Frúgoli Júnior (2000) aponta o surgimento e posterior desenvolvimento de subcentros nas cidades, em alguns casos, como mais um fator contributivo para a perda da importância dos centros tradicionais no contexto urbano. Segundo o mesmo autor, existem subcentros que guardam certas relações de complementaridade com o núcleo central. No entanto, outros passam a competir economicamente de forma acirrada com o centro tradicional, chegando a se tornarem ou almejarem se tornar novos centros. Tal realidade, associada à ausência de investimentos públicos nos centros tradicionais, em muito contribuiu para a fuga de empresas para os subcentros e a conseqüente deterioração urbana do núcleo original. A dicotomia entre a dispersão urbana das cidades e declínio das áreas centrais é apontada por Frúgoli Júnior (2000) como, sobretudo, um processo de responsabilidade do mercado imobiliário.

Villaça (1998) adiciona outros fatores que certamente influíram para as transformações ocorridas no centro: a) a tradição de auto-suficiência, que aos poucos vai se acabando; e b) o turismo, que estimula o desenvolvimento do comércio e serviços em áreas de interesse turístico e afastadas do centro principal e que, com ele, compete.

Mesmo considerando-se a relatividade da decadência do centro, o fato é que, desde a década de 1980, identificam-se reflexos nas condições físicas e econômicas da área, entre as quais podemos destacar:

a) serviços prestados por cinemas, bancos, instituições públicas foram transferidas para outras áreas da cidade;

b) um significativo número de prédios encontra-se abandonados e mal cuidados nestas localidades;

c) o valor fundiário do solo urbano baixou expressivamente;

d) sua população residente reduziu e empobreceu pelo êxodo das classes mais abastadas para bairros mais confortáveis.

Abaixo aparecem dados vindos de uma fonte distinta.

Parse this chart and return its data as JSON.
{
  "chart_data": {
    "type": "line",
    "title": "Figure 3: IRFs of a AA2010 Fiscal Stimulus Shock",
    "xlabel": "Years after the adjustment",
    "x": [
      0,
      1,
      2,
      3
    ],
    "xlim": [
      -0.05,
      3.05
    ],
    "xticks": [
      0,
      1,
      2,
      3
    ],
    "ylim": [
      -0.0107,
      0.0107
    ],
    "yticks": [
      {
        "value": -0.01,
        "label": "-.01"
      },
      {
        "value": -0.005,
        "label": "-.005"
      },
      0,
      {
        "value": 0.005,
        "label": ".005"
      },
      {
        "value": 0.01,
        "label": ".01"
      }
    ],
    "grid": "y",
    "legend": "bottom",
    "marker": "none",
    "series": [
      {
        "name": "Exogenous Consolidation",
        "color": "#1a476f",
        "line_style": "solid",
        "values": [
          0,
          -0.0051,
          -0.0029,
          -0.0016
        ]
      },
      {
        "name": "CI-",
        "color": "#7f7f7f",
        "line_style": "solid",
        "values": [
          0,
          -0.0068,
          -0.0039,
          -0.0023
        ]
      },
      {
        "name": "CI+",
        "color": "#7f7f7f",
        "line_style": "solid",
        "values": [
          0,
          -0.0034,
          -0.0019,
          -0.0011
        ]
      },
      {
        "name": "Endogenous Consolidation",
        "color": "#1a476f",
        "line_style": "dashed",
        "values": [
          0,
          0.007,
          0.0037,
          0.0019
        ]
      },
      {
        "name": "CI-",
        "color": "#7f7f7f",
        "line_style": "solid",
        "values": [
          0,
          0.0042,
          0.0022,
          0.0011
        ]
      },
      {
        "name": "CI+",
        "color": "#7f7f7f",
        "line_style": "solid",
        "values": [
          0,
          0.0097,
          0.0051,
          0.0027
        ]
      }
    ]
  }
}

Os prejuízos das transformações que vêm passando as áreas centrais das cidades não se restringem aos aspectos econômicos, mas atingem também os valores simbólicos inerentes ao seu espaço físico. É nos centros que normalmente se concentra o maior acervo edificado de valor histórico, artístico e arquitetônico, e sua degradação ameaça seu desaparecimento, produzindo efeitos negativos sobre a cultura e a identidade social.